Monday, December 8, 2008

I'm currently taking a few pre-requisite courses in order to apply to a graduate physical therapy program at the UW next fall. Since I'm a special student, I don't have priority registration and the two sections of the course I need to take are full. My personality tends to list to the worrying side and most of the day Friday I was unable to accomplish as much because I was so busy fretting about this class.

It happens to be Fast Sunday weekend. I made this the object of my fast. Almost immediately I stopped worrying about it.

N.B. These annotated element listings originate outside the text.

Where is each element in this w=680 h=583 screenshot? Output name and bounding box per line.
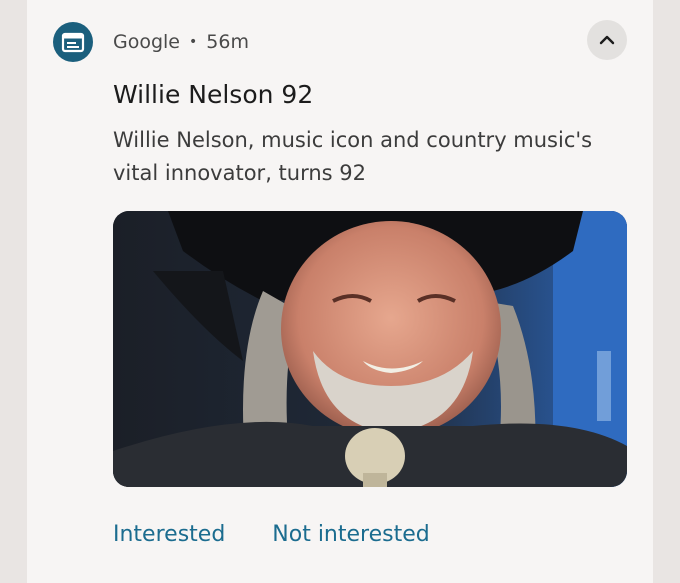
notification-card[interactable]: Google • 56m Willie Nelson 92 Willie Nel… [27,0,653,583]
chevron-up-icon [599,35,615,45]
notification-body: Willie Nelson, music icon and country mu… [113,124,628,190]
interested-button[interactable]: Interested [113,522,225,547]
notification-title: Willie Nelson 92 [113,80,314,109]
not-interested-button[interactable]: Not interested [272,522,429,547]
news-photo[interactable] [113,211,627,487]
notification-actions: Interested Not interested [113,522,430,547]
body-line: Willie Nelson, music icon and country mu… [113,128,593,152]
app-name: Google [113,31,181,53]
calendar-icon [61,32,85,53]
google-app-icon [53,22,93,62]
timestamp: 56m [206,31,249,53]
portrait-image [113,211,627,487]
collapse-button[interactable] [587,20,627,60]
body-line: vital innovator, turns 92 [113,161,366,185]
header-separator: • [189,34,198,50]
notification-header: Google • 56m [113,29,249,55]
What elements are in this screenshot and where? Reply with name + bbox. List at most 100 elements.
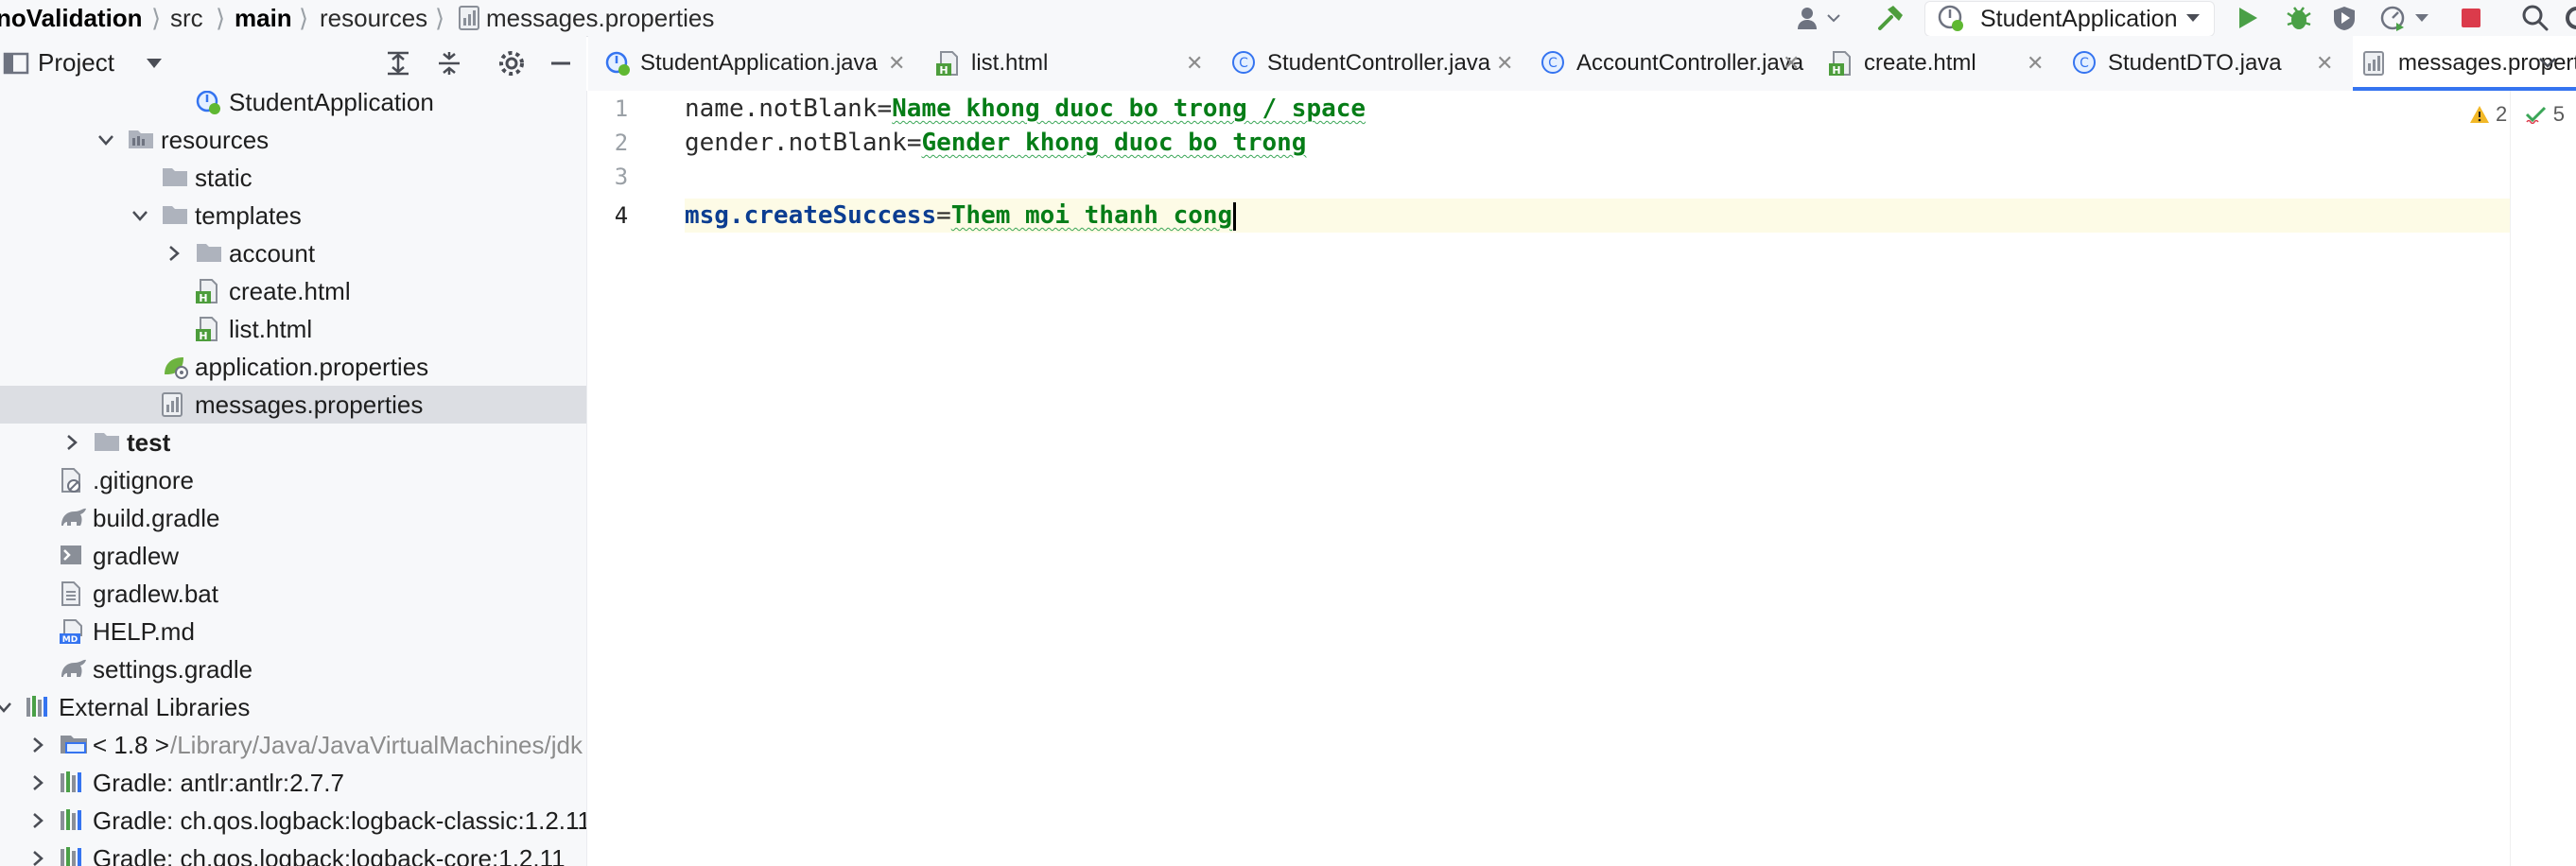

What a relief and a blessing!

Then, in Sunday School class, one of the scriptures we had to look up was 1 Nephi 17:13 "And I will also be your light in the wilderness; and I will prepare the way before you, if it so be that ye shall keep my commandments; wherefore ye shall be led towards the promised land; and ye shall know that it is by me that ye are led." And when I read that, I just felt like the Lord was telling me it would all work out okay. He'd help me out and I'd know that he was helping me out.

When I went to look that scripture up this morning for a little reassurance, I accidently opened my Book of Mormon to 1 Nephi 18 where I had previously scribbled in the margin, commenting on Nephi's brothers liking the looks of the ship they had built. The verse is 18:4, "And it came to pass that after I had finished the ship, according to the word of the Lord, my brethren beheld that it was good, and that the workmanship thereof was exceedingly fine; wherefore, they did humble themselves again before the Lord. This is what I had written: "humble because of good work accomplished that they didn't think was possible at the outset."

This was so timely for me because I have just been wondering if I can possibly complete this ambitious and rigorous program (assuming I even get in) and it was just one more reminder--God telling me in his own words that He is who He is, and He will help and it will be all right.